The ITC pointed out a recent WTO study suggests that despite cotton production bouncing back to pre-pandemic levels in many LDCs, GDP per capita initially fell by 2.1% on average in ten LDCs with cotton exports dropping by 34% on average in value terms, which is a $500m loss in export earnings.

Okonjo-Iweala believes policymakers should aim to boost productivity sustainably, strengthen competitiveness and add value to cotton goods to strengthen resilience to future shocks.”

Meanwhile, Afreximbank’s senior manager Babajide Sodipo said: “With the operationalisation of the African Continental Free Trade Area, Africa must embrace industrialisation and fully engage its human capital and unique craftsmanship in this sector. The cotton and textile sector provides an opportunity to foster local content and identity.”

WTO’s deputy director-general Jean-Marie Paugam, who moderated the event, is encouraging participants to act on the priority projects highlighted by beneficiary countries and establish a work schedule that would lead to dynamic partnerships and operationalise the projects that have been put forward.

Similarly, Teresa Moreira, head of the Competition and Consumer Policies Branch at the UN Conference on Trade and Development (UNCTAD) called on governments and development partners to redouble support for cotton and cotton by-product projects for new income sources for farmers.
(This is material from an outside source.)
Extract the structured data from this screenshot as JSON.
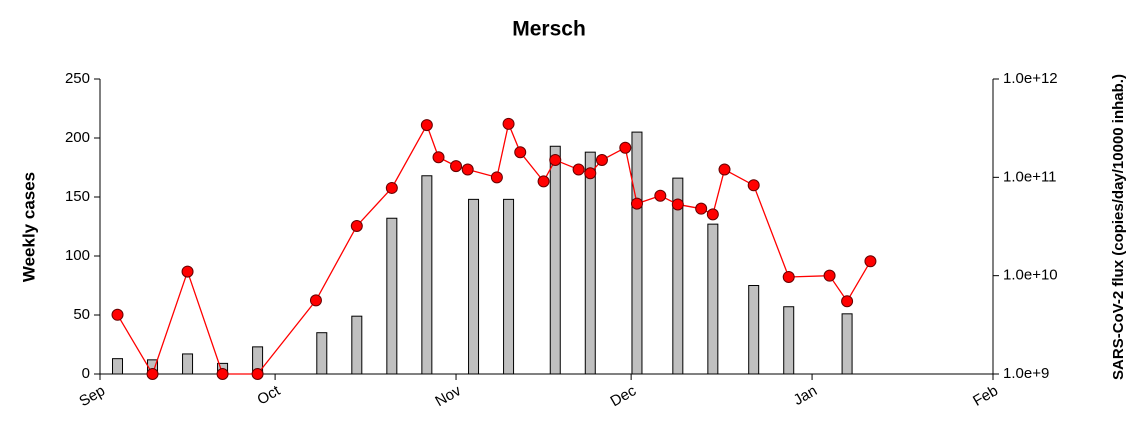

She said this could help address development priorities “such as poverty reduction, value addition and economic diversification”.

Cotton-4 countries explain importance of Cotton made in Africa investments

In addition, Escipión Oliveira, assistant-secretary general of the Organization of the African, Caribbean and Pacific States Secretariat (OACP) called for urgent support for the project funding requests put forward by the African cotton-producing countries, introduced by ministers and senior trade officials from the Cotton-4.

Cotton-4 ministers took the opportunity to share the current challenges such as food insecurity and climate change. Plus, the ministers said, difficulties accessing finance and information prevent small farmers from improving cotton output and participating in international trade.

Chad’s Trade Minister and Cotton-4 coordinator, Ali Djadda Kampard, emphasised that development partners play “an essential role” in enabling the country to develop its cotton production, improve its quality and ensure that raw production is transformed into finished products with higher added value for export.

Mali’s Minister of Industry and Trade, Ould Mohamed, said that adequate financing for cotton development projects would “greatly contribute to improving the incomes and living conditions of the most vulnerable populations” in cotton-producing and exporting LDCs. It would also represent “a concrete commitment” towards achieving the Sustainable Development Goals, he added.

Sustainable non-profit Aid by Trade Foundation, which leads the Cotton made in Africa initiative, generated EUR5.9m (US$6.1m) in total revenue in 2021, with most of it (EUR5.2m) coming from Cotton made in Africa and The Good Cashmere Standard initiatives.